3) Make sure things like FTP drives can be mounted. Should work out of the box with networking configured properly, maybe some tmpfs needs to be constructed.

and finally the biggest change,

4) Enable additional Oz sandboxes to be launched from within sandboxes.

This would enable the user to click a file, and for the file to open in a new sandbox for that specific file. I have tested that it is possible with oz launch placed inside the Exec of the .desktop file, and it does indeed trigger the cannot launch new sandbox warning, so .desktop files still do their jobs, even when inside sandboxes.

Currently, when you attempt to launch a new sandbox within an existing sandbox, you get the message:

Cannot run oz client inside of existing sandbox!

and the sandbox launch fails.

This restriction needs to be removed, but it needs to be heavily restricted. I suggest the following restrictions:

4.1 I suggest that a new boolean flag be added to Oz profiles, something like EnableSandboxes or AdditionalSandboxes, which is set to FALSE by default. When true, the oz binary is allowed to talk to oz-daemon and arrange a LAUNCH. No other oz command should be allowed. The reason to set this to false is to prevent malicious applications launching arbitary sandboxes for installed profiles. This option should only be enabled on profiles which require this, such as file managers, as their .desktop files will typically perform a sandbox creation event.
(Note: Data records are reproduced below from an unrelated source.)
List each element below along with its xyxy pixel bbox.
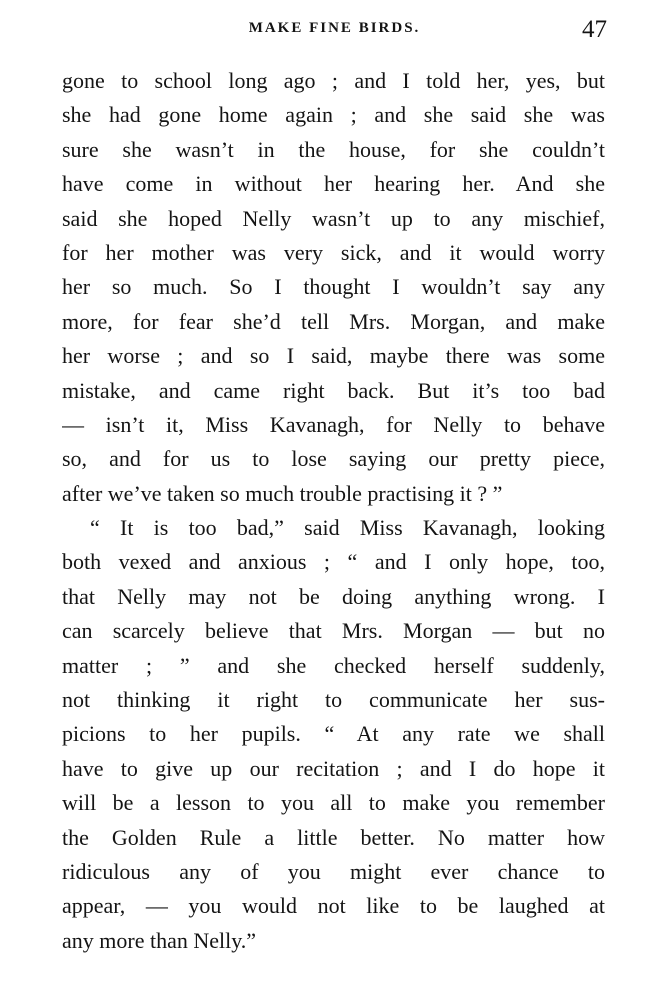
running-head (62, 16, 607, 48)
text-line-11: — isn’t it, Miss Kavanagh, for Nelly to behave (62, 411, 605, 437)
text-line-13: after we’ve taken so much trouble practising it ? ” (62, 480, 503, 506)
text-line-1: gone to school long ago ; and I told her, yes, but (62, 68, 605, 93)
text-line-24: ridiculous any of you might ever chance to (62, 858, 605, 884)
text-line-2: she had gone home again ; and she said she was (62, 102, 605, 128)
text-line-18: matter ; ” and she checked herself suddenly, (62, 652, 605, 678)
text-line-17: can scarcely believe that Mrs. Morgan — but no (62, 618, 605, 644)
text-line-22: will be a lesson to you all to make you remember (62, 790, 605, 816)
text-line-21: have to give up our recitation ; and I do hope it (62, 755, 605, 781)
text-line-14: “ It is too bad,” said Miss Kavanagh, looking (90, 515, 605, 541)
text-line-3: sure she wasn’t in the house, for she couldn’t (62, 136, 605, 162)
text-line-20: picions to her pupils. “ At any rate we shall (62, 721, 605, 747)
text-line-23: the Golden Rule a little better. No matter how (62, 824, 605, 850)
running-title: MAKE FINE BIRDS. (248, 20, 421, 36)
text-line-15: both vexed and anxious ; “ and I only hope, too, (62, 549, 605, 575)
text-line-26: any more than Nelly.” (62, 927, 257, 953)
text-line-25: appear, — you would not like to be laughed at (62, 893, 605, 919)
text-line-4: have come in without her hearing her. And she (62, 171, 605, 197)
text-line-5: said she hoped Nelly wasn’t up to any mischief, (62, 205, 605, 231)
text-line-16: that Nelly may not be doing anything wrong. I (62, 583, 605, 609)
page-number: 47 (582, 16, 607, 43)
text-line-9: her worse ; and so I said, maybe there was some (62, 343, 605, 369)
text-line-6: for her mother was very sick, and it would worry (62, 239, 605, 265)
text-line-10: mistake, and came right back. But it’s too bad (62, 377, 605, 403)
text-line-8: more, for fear she’d tell Mrs. Morgan, and make (62, 308, 605, 334)
text-line-19: not thinking it right to communicate her sus- (62, 687, 605, 713)
text-line-12: so, and for us to lose saying our pretty piece, (62, 446, 605, 472)
text-line-7: her so much. So I thought I wouldn’t say any (62, 274, 605, 300)
body-text (62, 64, 605, 958)
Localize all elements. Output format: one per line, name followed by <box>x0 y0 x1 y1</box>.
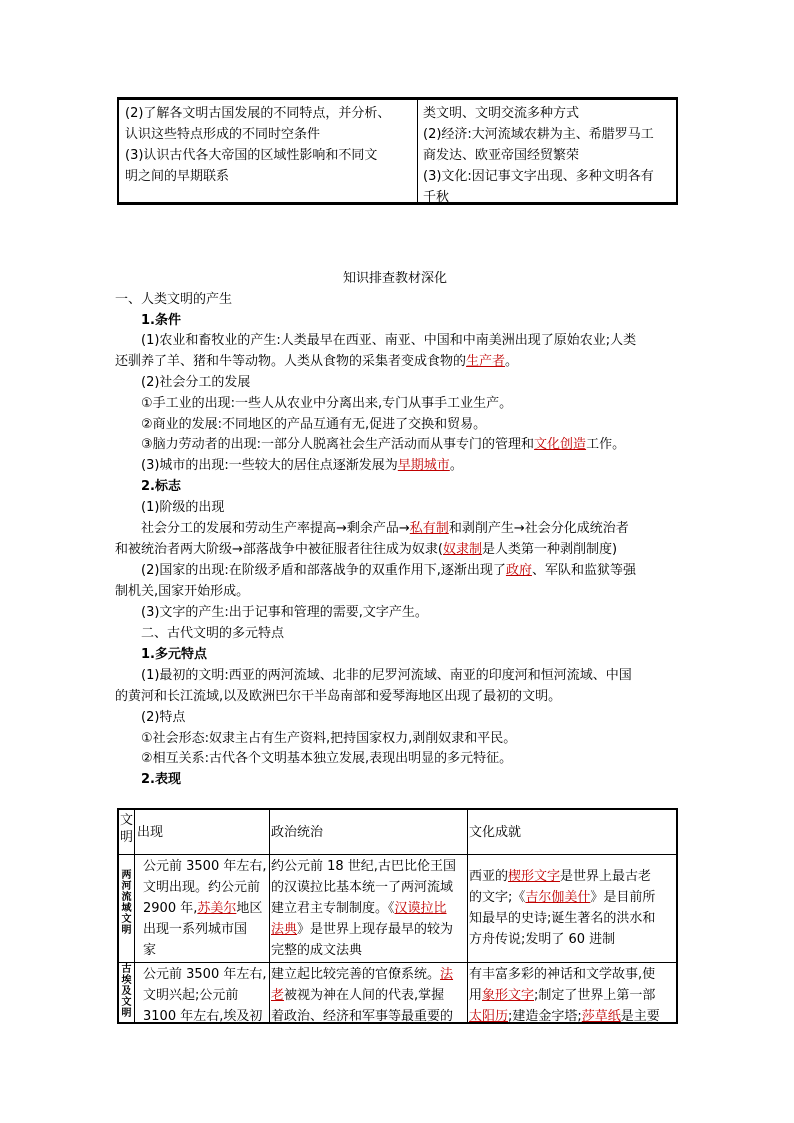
table-text: 明之间的早期联系 <box>125 169 230 184</box>
key-term: 文化创造 <box>534 437 587 452</box>
row-label-egypt: 古 埃 及 文 明 <box>121 964 132 1019</box>
key-term: 生产者 <box>466 354 506 369</box>
key-term: 法典 <box>271 922 298 937</box>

4.2 If a file is sent as an argument, such as selecting a picture file in a file manager, the file should only be available to the newly launched sandbox if it is reachable as a file that exists, that is, a file that exists on the file system / home directory tree, but not a file that exists only in an unmapped directory inside a sandbox. This prevents arbitrary files being written and sandboxes launched on these files, instead, these files must be located in a well known directory.

I think that it's pretty important that we seriously consider doing all this, as sandboxing critical apps like file managers should be a priority.

xSmurf commented 7 years ago

I'll look at this more in depth at some point (it's also a discussion we've been having internally for some time now); but a couple of notes for right now:

  1. isn't a bug per say, what you want is to pass along the "force" flag for the item

  2. /run/media/${USER} seems to be Fedora specific, Debian/SubgraphOS uses /media/${USER}, you could maybe inspire yourself from the work done for this to provide a patch to support both?

  3. Sandboxing nautilus may require the trade-off of not supporting network drives since networking seems like something that would not be wanted in the sandbox. Something to think through and discuss further.

  4. Has a number of existing tickets, however it's something that, as you mentioned, requires careful considerations. (See: subgraph-os-issues/issues/218) And definitely needs more input wrt overriding xdg-open/mine handling.

It's worth remembering that a number of things would still not work when doing this. For example it will likely not be possible to mount new devices, including encrypted disks. There's a lot of consideration that needs to go into this.